Hacker News new | ask | show | jobs
by dandinu 196 days ago
Oh darn, you're absolutely right (pun intended) about the 32-bit situation. SSE2 is really the "floor" there if you want any kind of reasonable compatibility. I was being a bit optimistic with SSE4.2 even for 64-bit - technically safe for most chips from that era but definitely not all.

The Pentium Pro challenge though... pure x87 FPU inference? That would be gloriously cursed. You'd basically be doing matrix math like it's 1995. `-mfpmath=387` and pray.

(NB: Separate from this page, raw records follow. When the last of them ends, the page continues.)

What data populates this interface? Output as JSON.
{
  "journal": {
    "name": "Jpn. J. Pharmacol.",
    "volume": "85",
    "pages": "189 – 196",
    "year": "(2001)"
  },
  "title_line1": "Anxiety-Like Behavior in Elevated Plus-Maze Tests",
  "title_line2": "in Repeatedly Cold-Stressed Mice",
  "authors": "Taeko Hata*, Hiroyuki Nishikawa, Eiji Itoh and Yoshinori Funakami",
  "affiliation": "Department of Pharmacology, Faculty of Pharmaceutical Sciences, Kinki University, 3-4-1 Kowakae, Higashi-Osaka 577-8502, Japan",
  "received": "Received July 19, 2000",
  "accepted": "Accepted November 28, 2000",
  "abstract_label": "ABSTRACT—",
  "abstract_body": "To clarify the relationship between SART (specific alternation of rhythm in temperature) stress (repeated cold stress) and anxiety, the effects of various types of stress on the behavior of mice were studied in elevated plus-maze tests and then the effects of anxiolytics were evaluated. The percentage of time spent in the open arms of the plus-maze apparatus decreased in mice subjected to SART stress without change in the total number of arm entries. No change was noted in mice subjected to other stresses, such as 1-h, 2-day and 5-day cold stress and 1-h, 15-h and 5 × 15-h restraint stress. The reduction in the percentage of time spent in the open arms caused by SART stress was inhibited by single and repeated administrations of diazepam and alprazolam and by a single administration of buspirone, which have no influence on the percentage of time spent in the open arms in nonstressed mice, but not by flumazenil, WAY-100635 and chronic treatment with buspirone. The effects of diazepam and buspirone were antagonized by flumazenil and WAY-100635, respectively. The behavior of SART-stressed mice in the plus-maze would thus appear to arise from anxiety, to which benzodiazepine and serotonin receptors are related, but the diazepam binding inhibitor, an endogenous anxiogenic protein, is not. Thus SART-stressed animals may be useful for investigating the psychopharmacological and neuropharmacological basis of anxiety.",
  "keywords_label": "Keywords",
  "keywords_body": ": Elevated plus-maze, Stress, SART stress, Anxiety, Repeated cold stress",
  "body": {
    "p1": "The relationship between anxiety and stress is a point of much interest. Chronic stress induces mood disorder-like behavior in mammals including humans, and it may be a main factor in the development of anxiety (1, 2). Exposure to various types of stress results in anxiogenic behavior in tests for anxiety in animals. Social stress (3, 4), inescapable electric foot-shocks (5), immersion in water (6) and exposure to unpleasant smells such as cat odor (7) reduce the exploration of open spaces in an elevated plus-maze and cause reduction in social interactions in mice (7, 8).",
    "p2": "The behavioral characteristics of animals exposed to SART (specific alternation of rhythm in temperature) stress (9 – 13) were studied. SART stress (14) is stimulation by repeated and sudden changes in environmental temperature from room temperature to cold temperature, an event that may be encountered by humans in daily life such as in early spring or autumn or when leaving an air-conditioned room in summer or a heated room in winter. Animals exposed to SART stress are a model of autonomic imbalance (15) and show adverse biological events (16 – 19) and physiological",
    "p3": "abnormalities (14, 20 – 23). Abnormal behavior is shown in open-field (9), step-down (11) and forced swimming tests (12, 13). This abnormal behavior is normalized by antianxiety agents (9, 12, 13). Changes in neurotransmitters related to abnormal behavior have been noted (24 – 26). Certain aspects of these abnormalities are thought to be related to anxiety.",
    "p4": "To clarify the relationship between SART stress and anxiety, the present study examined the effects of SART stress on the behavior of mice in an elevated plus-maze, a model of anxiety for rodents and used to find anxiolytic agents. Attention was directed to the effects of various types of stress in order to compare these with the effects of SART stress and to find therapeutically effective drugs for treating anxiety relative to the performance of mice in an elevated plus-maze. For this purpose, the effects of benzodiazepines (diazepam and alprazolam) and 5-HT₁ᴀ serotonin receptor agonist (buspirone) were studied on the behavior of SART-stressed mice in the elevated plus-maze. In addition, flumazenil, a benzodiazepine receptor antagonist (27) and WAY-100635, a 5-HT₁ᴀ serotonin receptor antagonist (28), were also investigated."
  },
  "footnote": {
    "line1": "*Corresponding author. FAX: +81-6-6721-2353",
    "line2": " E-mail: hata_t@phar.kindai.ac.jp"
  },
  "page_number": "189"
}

I'm genuinely tempted to try this now. The build flags would be something like:

  -DGGML_AVX=OFF -DGGML_AVX2=OFF -DGGML_FMA=OFF \
  -DGGML_F16C=OFF -DGGML_SSE42=OFF -DGGML_SSSE3=OFF \
  -DGGML_SSE3=OFF -DGGML_SSE2=OFF  # pain begins here
And then adding `-ffast-math` to `CMAKE_C_FLAGS` because at that point, who cares about IEEE 754 compliance, we're running a transformer on hardware that predates Google.

If someone actually has a Pentium Pro lying around and wants to see Qwen-0.5B running on it... that would be the ultimate read for me as well.

Thanks for the kind words. Always fun to find fellow retro computing degenerates in the wild.